For employees, the practical experience is different. A missed payment may feel like confirmation that the employer wanted arbitration only when it was convenient. Employees who have already been compelled out of court may reasonably view late payment as another barrier to getting their claims heard. After Hohenshelt, employees should still raise late-payment issues quickly, but they should be ready for the employer to argue mistake or excusable neglect. The strongest employee-side record will show not only lateness, but prejudice, delay, repeated nonpayment, ignored warnings, or evidence that the employer used nonpayment as leverage.

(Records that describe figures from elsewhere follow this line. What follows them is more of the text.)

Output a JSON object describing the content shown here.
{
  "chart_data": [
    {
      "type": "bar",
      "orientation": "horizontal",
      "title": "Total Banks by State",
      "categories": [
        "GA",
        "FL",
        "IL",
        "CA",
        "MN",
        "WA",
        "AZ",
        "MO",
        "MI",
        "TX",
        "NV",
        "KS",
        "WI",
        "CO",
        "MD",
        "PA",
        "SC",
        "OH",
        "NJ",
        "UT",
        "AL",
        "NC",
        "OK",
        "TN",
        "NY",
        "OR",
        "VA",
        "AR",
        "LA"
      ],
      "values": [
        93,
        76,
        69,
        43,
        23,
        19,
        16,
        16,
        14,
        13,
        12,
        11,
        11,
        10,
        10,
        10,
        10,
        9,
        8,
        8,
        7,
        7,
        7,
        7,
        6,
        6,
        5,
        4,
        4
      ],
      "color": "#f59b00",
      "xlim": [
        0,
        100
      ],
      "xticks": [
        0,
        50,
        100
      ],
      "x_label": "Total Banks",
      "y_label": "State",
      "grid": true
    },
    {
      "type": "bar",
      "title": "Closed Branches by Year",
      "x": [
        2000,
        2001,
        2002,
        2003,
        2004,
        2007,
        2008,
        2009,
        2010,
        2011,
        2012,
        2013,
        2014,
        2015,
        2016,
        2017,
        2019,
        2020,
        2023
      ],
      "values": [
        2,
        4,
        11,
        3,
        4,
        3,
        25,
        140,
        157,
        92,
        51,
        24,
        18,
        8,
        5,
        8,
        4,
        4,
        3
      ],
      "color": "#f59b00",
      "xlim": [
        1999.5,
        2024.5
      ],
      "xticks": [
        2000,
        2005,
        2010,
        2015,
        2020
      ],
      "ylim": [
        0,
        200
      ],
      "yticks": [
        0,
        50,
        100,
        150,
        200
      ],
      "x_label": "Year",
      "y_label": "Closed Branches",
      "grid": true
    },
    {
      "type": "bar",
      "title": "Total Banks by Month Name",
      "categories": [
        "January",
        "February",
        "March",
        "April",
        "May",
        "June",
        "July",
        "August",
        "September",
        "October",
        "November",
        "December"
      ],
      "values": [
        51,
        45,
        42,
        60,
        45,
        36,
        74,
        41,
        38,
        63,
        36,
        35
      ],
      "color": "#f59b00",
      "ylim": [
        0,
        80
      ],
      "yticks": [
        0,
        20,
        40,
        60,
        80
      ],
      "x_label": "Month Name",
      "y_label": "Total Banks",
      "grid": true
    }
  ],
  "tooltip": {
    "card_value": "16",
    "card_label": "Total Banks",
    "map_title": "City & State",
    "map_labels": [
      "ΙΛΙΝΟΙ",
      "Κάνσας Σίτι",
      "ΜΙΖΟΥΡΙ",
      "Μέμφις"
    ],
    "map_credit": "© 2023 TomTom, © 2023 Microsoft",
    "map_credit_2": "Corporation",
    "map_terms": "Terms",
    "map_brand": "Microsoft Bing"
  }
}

The larger lesson is that arbitration is not self-executing. It requires administration, payment, attention, and good faith. The California Supreme Court eased employer risk, but it did not make arbitration casual. For employers, the decision rewards disciplined systems and honest correction. For employees and consumers, it preserves remedies when nonpayment blocks the process. For everyone else, it offers a memorable rule: arbitration fees are not the place to test your luck.
Conclusion
The California Supreme Court’s decision in Hohenshelt v. Superior Court eases arbitration fee employer risk by rejecting automatic forfeiture for every late payment. Employers may now argue that a missed arbitration fee deadline was excusable when the delay resulted from good-faith mistake, inadvertence, impossibility, or excusable neglect rather than willful, fraudulent, or grossly negligent conduct.
Still, this is not a victory lap for sloppy administration. California’s arbitration fee statutes remain powerful. The 30-day rule still matters. Sanctions remain possible. Employees and consumers still have important protections against strategic nonpayment. The safest employer response is simple: pay early, document thoroughly, review agreement language, and treat arbitration invoices like urgent legal deadlines.

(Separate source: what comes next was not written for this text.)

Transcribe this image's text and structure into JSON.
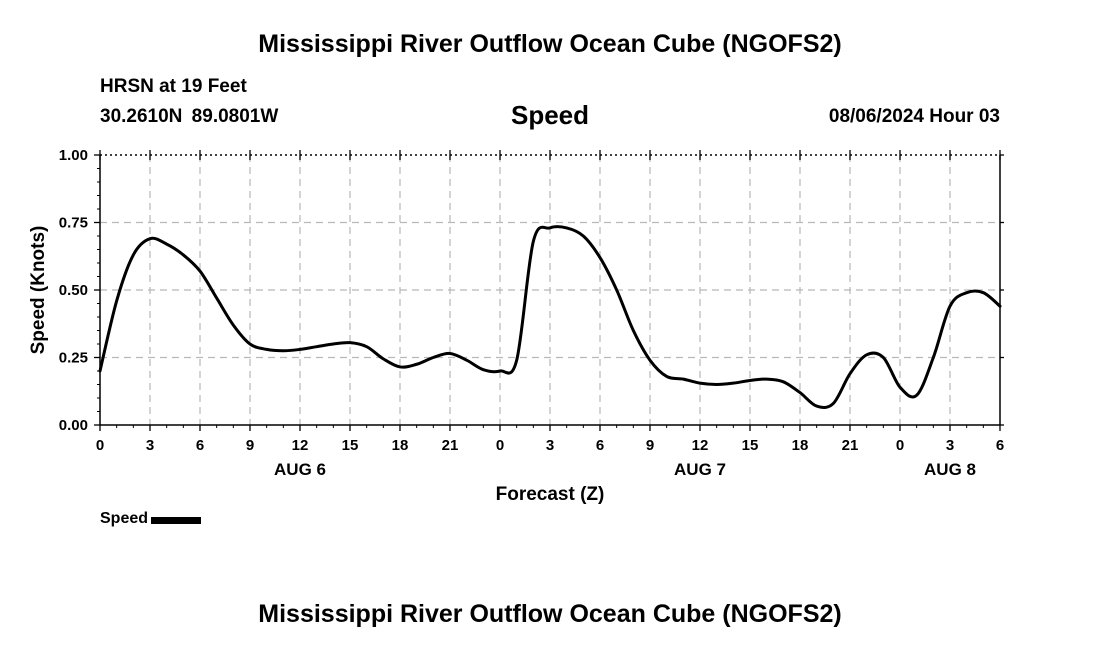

In short, California employers have more room to breathe, but they should not start breathing through a paper bag labeled “late payment.” The Court eased the risk. It did not erase the responsibility.
Note: This article is for general informational and SEO publishing purposes only and should not be treated as legal advice. Employers and employees facing arbitration fee disputes should consult qualified counsel regarding specific facts, deadlines, and applicable agreements.